TEXTO INAUGURAL

Rua de São Bento

Não tenho navios de vela para mais naufrágios!
Faltam-me as forças! Falta-me o ar!
Mas qual! Não há sequer um porto morto!
“Can you dance the tarantella” – “Ach! ya”.
São as califórnias duma vida milionária
numa cidade arlequinal...
O Clube Comercial... A Padaria Espiritual...
Mas a desilusão dos sombrais amorosos
Põe “majoration temporaire”, 100% nt!...
Minha Loucura, acalma-te!
Veste o “water-proof” dos tambéns!
(Mário de Andrade)

A leitura da obra de Mário de Andrade nos permite dizer em primeiro lugar que o compromisso com a condição humana e a própria vida constituem-se nos fundamentos de sua poesia. Seu universo poético recria experiências psíquicas individuais, é marcado pela constante interação entre o sujeito e o objeto, entre a vida interior e a realidade exterior. É sempre o mundo – ou melhor – a vivência do poeta no mundo, que se projeta em sua poesia. O seguinte trecho do poema “Rua de São Bento” nos permite um exemplo para tal pressuposto:

Não tenho mais navios de vela para mais naufrágios!
Faltam-me as forças! Falta-me o ar!”

A tensão existente entre sujeito e objeto que caracteriza a representação do eu lírico na Paulicéia Desvairada se revela como uma atitude positiva diante do mundo das coisas. O homem está, queira ou não, inserido na realidade física e nela se realiza. Em vez de uma fuga assistimos, em Mário de Andrade, a uma apropriação da matéria pelo sujeito, a um tipo de “espiritualização” do empírico.
Fundamentados então na suposição acima descrita é possível observarmos que nos poemas cujo tema é a cidade (Rua de São Bento, por exemplo) ocorre um choque entre o sujeito lírico e a realidade que o circunda e que, para superar a natural barreira existencial entre o sujeito e o objeto, junto com a sensação da incompatibilidade do ser com seu ambiente pragmático e materialista, o artista assume a máscara arlequinal: Paulicéia Desvairada funde o poeta e a cidade, então, na figura do Arlequim, mediante o traje de retalhos metaforicamente apresentando São Paulo como um conjunto de “losangos”, no mapeamento de ruas e locais. A cidade, então, passa a ser descrita como uma polifonia saltitante e reveladora.

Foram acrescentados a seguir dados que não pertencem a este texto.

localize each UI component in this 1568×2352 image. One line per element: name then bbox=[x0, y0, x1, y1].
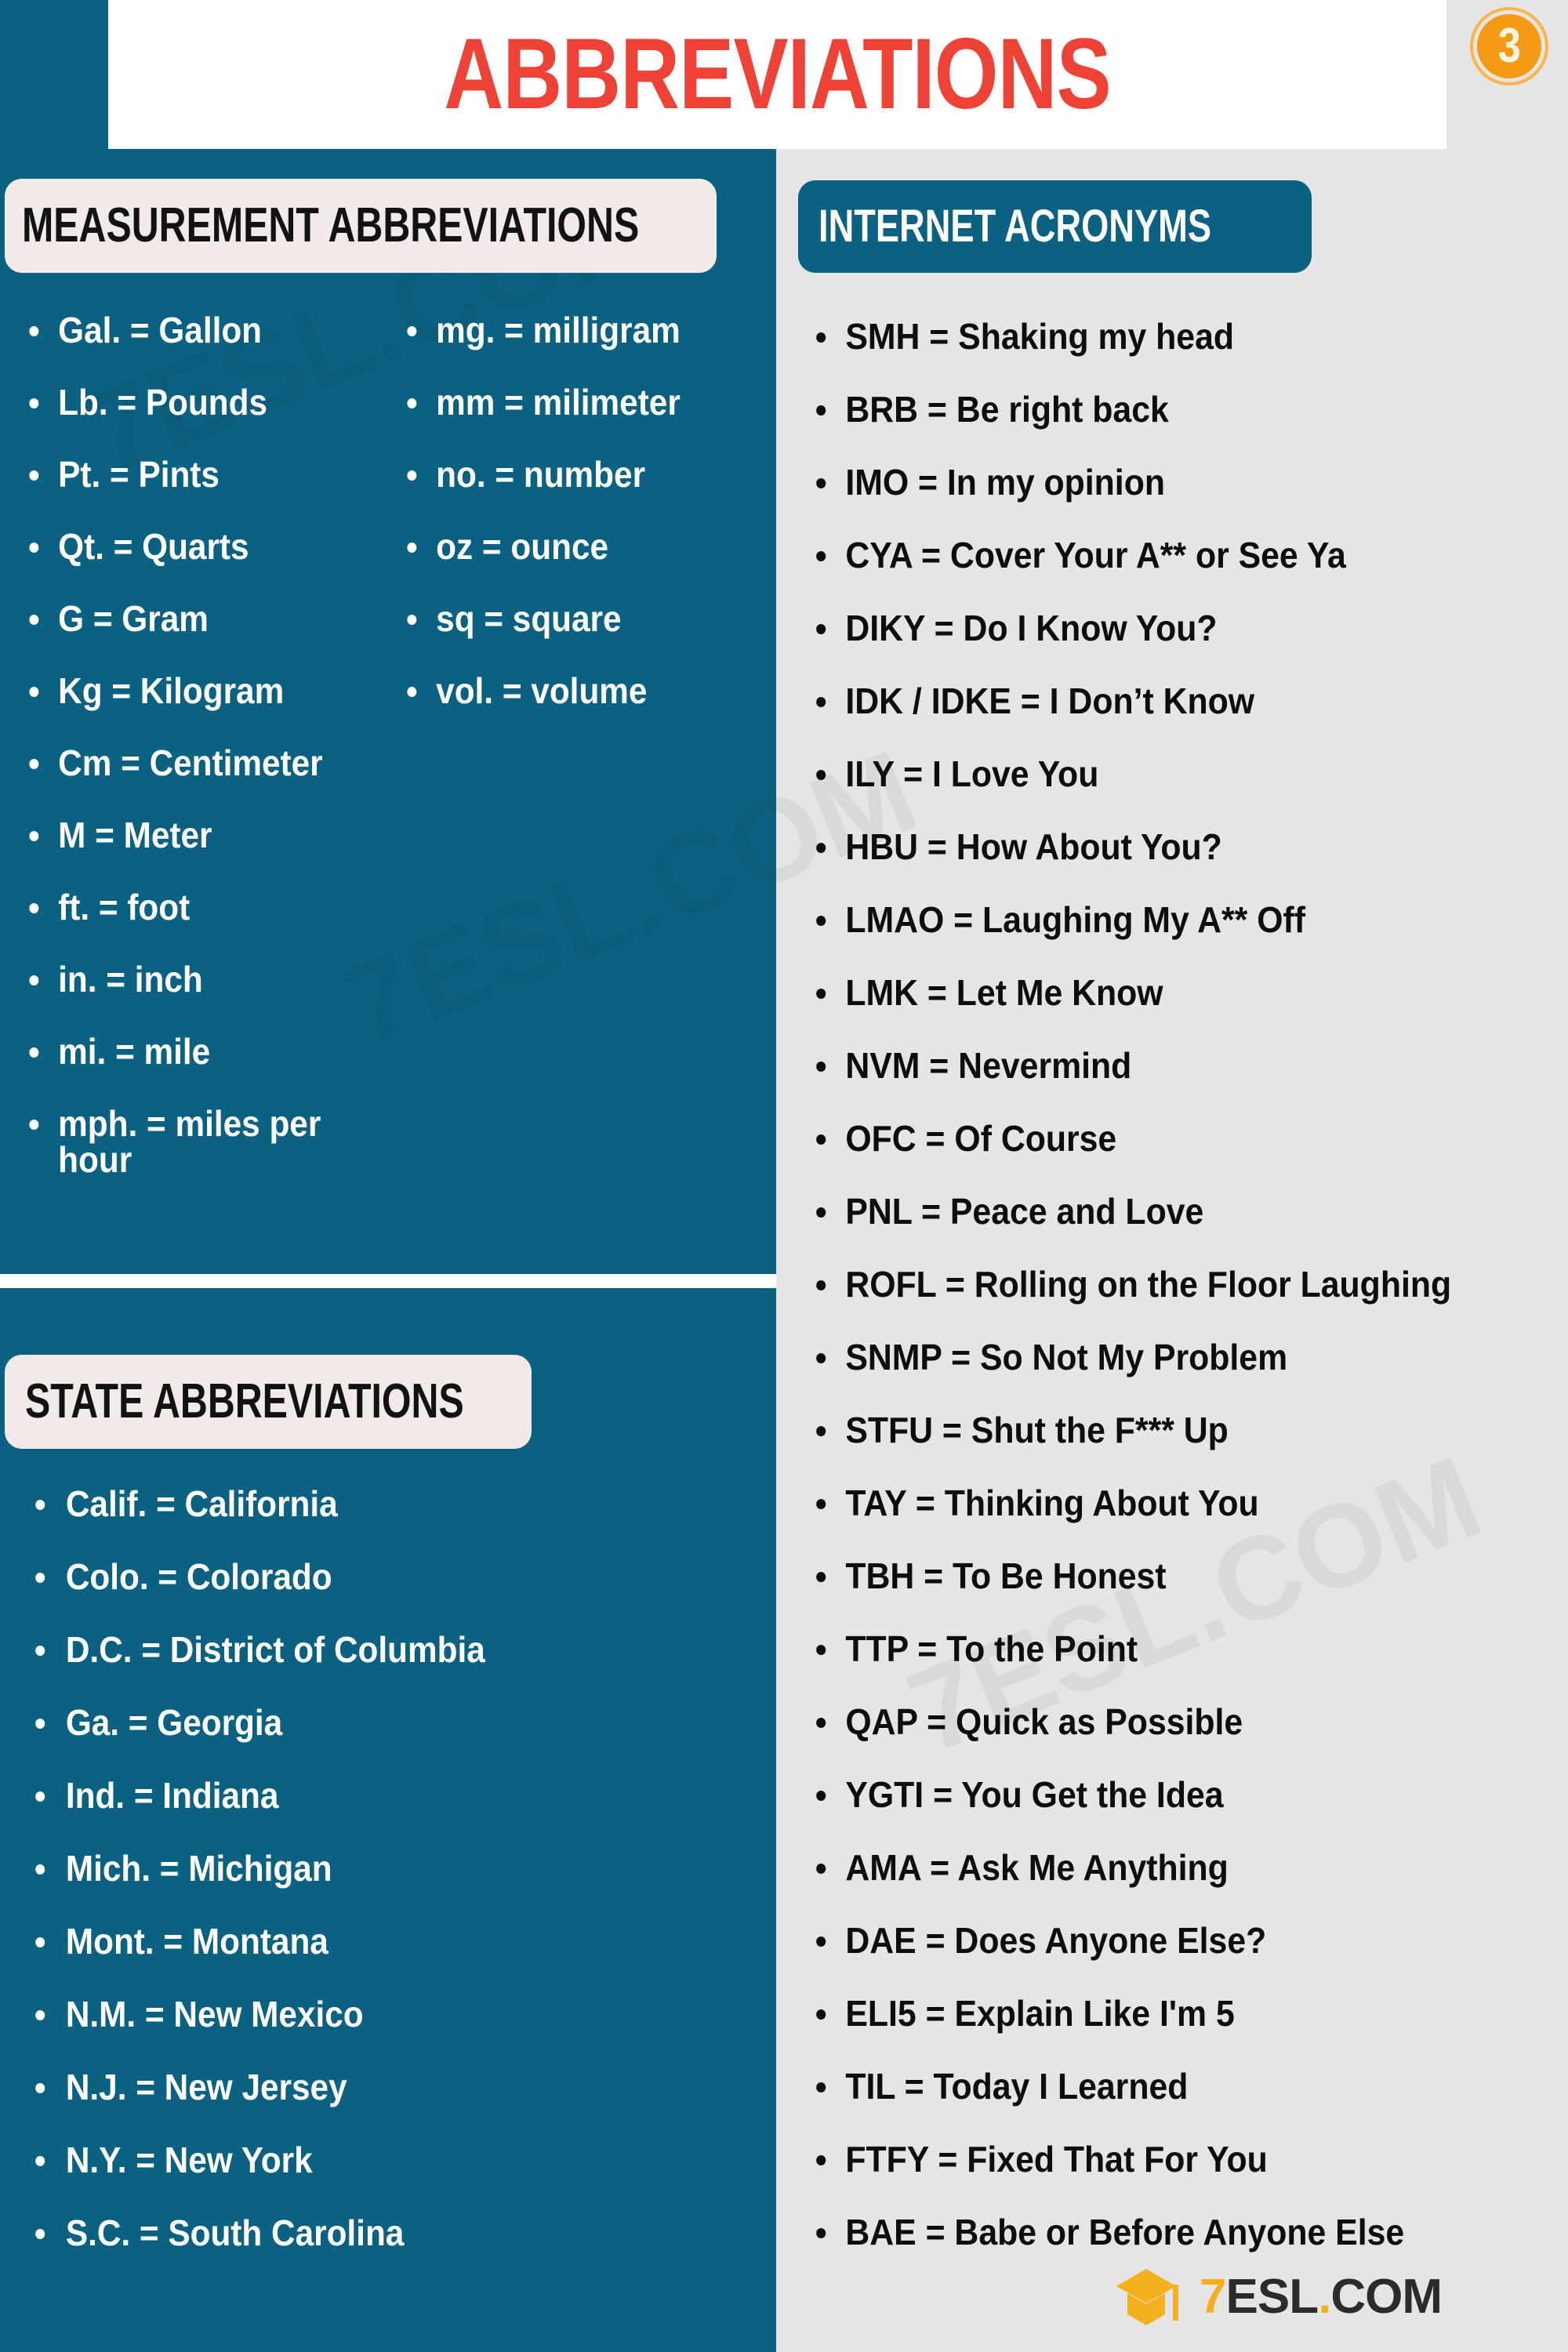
measurement-list-item: oz = ounce bbox=[401, 528, 740, 564]
measurement-list-item: Pt. = Pints bbox=[24, 456, 362, 492]
title-bar: ABBREVIATIONS bbox=[108, 0, 1446, 149]
measurement-list-item: Qt. = Quarts bbox=[24, 528, 362, 564]
logo-com: COM bbox=[1330, 2270, 1443, 2324]
state-list-item: Mich. = Michigan bbox=[28, 1850, 699, 1886]
internet-acronym-item: SMH = Shaking my head bbox=[808, 318, 1511, 354]
state-list-item: Mont. = Montana bbox=[28, 1923, 699, 1959]
state-heading-pill: STATE ABBREVIATIONS bbox=[5, 1355, 532, 1449]
page-title: ABBREVIATIONS bbox=[444, 18, 1111, 130]
measurement-list-item: no. = number bbox=[401, 456, 740, 492]
state-list-item: N.M. = New Mexico bbox=[28, 1996, 699, 2032]
internet-acronym-item: YGTI = You Get the Idea bbox=[808, 1777, 1511, 1813]
internet-acronym-list: SMH = Shaking my head BRB = Be right back… bbox=[808, 318, 1564, 2287]
measurement-list-item: Lb. = Pounds bbox=[24, 384, 362, 420]
measurement-list-item: Kg = Kilogram bbox=[24, 673, 362, 709]
measurement-list-item: Gal. = Gallon bbox=[24, 312, 362, 348]
state-list-item: Calif. = California bbox=[28, 1486, 699, 1522]
measurement-list-item: mm = milimeter bbox=[401, 384, 740, 420]
logo-esl: ESL bbox=[1225, 2270, 1319, 2324]
state-heading-label: STATE ABBREVIATIONS bbox=[25, 1374, 464, 1428]
internet-acronym-item: QAP = Quick as Possible bbox=[808, 1704, 1511, 1740]
measurement-list-item: mph. = miles per hour bbox=[24, 1105, 362, 1178]
internet-acronym-item: LMAO = Laughing My A** Off bbox=[808, 902, 1511, 938]
measurement-heading-label: MEASUREMENT ABBREVIATIONS bbox=[22, 198, 640, 252]
internet-acronym-item: SNMP = So Not My Problem bbox=[808, 1339, 1511, 1375]
internet-acronym-item: IDK / IDKE = I Don’t Know bbox=[808, 683, 1511, 719]
internet-acronym-item: ROFL = Rolling on the Floor Laughing bbox=[808, 1266, 1511, 1302]
state-list-item: D.C. = District of Columbia bbox=[28, 1632, 699, 1668]
internet-acronym-item: AMA = Ask Me Anything bbox=[808, 1849, 1511, 1886]
state-list-item: Ind. = Indiana bbox=[28, 1777, 699, 1813]
internet-acronym-item: TIL = Today I Learned bbox=[808, 2068, 1511, 2104]
section-divider bbox=[0, 1274, 776, 1288]
graduation-cap-icon bbox=[1116, 2269, 1178, 2325]
site-logo[interactable]: 7 ESL. COM bbox=[1116, 2267, 1443, 2327]
internet-acronym-item: ELI5 = Explain Like I'm 5 bbox=[808, 1995, 1511, 2031]
state-list-item: S.C. = South Carolina bbox=[28, 2215, 699, 2251]
measurement-list-column-right: mg. = milligram mm = milimeter no. = numbe… bbox=[401, 312, 770, 745]
internet-acronym-item: ILY = I Love You bbox=[808, 756, 1511, 792]
measurement-list-item: Cm = Centimeter bbox=[24, 745, 362, 781]
internet-acronym-item: NVM = Nevermind bbox=[808, 1047, 1511, 1083]
internet-acronym-item: LMK = Let Me Know bbox=[808, 975, 1511, 1011]
page-number-badge: 3 bbox=[1477, 14, 1541, 78]
internet-acronym-item: DIKY = Do I Know You? bbox=[808, 610, 1511, 646]
internet-acronym-item: TTP = To the Point bbox=[808, 1631, 1511, 1667]
internet-acronym-item: STFU = Shut the F*** Up bbox=[808, 1412, 1511, 1448]
logo-seven: 7 bbox=[1200, 2270, 1226, 2324]
page-number-badge-label: 3 bbox=[1497, 19, 1521, 73]
measurement-list-item: M = Meter bbox=[24, 817, 362, 853]
state-list-item: Colo. = Colorado bbox=[28, 1559, 699, 1595]
internet-acronym-item: CYA = Cover Your A** or See Ya bbox=[808, 537, 1511, 573]
state-list-item: N.Y. = New York bbox=[28, 2142, 699, 2178]
measurement-list-item: vol. = volume bbox=[401, 673, 740, 709]
poster-canvas: 7ESL.COM 7ESL.COM 7ESL.COM ABBREVIATIONS… bbox=[0, 0, 1568, 2352]
internet-heading-label: INTERNET ACRONYMS bbox=[818, 201, 1212, 252]
measurement-list-item: sq = square bbox=[401, 601, 740, 637]
measurement-list-column-left: Gal. = Gallon Lb. = Pounds Pt. = Pints Qt. … bbox=[24, 312, 392, 1214]
measurement-list-item: in. = inch bbox=[24, 961, 362, 997]
internet-acronym-item: BAE = Babe or Before Anyone Else bbox=[808, 2214, 1511, 2250]
state-list: Calif. = California Colo. = Colorado D.C. … bbox=[28, 1486, 757, 2288]
internet-acronym-item: OFC = Of Course bbox=[808, 1120, 1511, 1156]
internet-acronym-item: HBU = How About You? bbox=[808, 829, 1511, 865]
measurement-list-item: ft. = foot bbox=[24, 889, 362, 925]
measurement-list-item: G = Gram bbox=[24, 601, 362, 637]
internet-acronym-item: TBH = To Be Honest bbox=[808, 1558, 1511, 1594]
site-logo-text: 7 ESL. COM bbox=[1200, 2270, 1443, 2324]
measurement-heading-pill: MEASUREMENT ABBREVIATIONS bbox=[5, 179, 717, 273]
internet-acronym-item: FTFY = Fixed That For You bbox=[808, 2141, 1511, 2177]
internet-acronym-item: DAE = Does Anyone Else? bbox=[808, 1922, 1511, 1958]
state-list-item: Ga. = Georgia bbox=[28, 1704, 699, 1740]
internet-acronym-item: PNL = Peace and Love bbox=[808, 1193, 1511, 1229]
state-list-item: N.J. = New Jersey bbox=[28, 2069, 699, 2105]
internet-acronym-item: BRB = Be right back bbox=[808, 391, 1511, 427]
internet-acronym-item: TAY = Thinking About You bbox=[808, 1485, 1511, 1521]
measurement-list-item: mi. = mile bbox=[24, 1033, 362, 1069]
internet-acronym-item: IMO = In my opinion bbox=[808, 464, 1511, 500]
internet-heading-pill: INTERNET ACRONYMS bbox=[798, 180, 1312, 273]
logo-dot: . bbox=[1318, 2270, 1331, 2324]
measurement-list-item: mg. = milligram bbox=[401, 312, 740, 348]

“Can you dance the tarantella?” – ach! Ja.”
São as califórnias duma vida milionária
numa cidade arlequinal...

Diante das proposições acima levantas, podemos concluir que, apesar de ser impossível dimensionar cada “retalho” do homem-espaço arlequinal, o autor de Paulicéia Desvairada procura por meio da sua obra restabelecer a proximidade com o mundo circundante, denunciando, caso necessário, o mundo de valores superados e restituindo a visão perceptiva dos outros mundos que a sua cidade contém.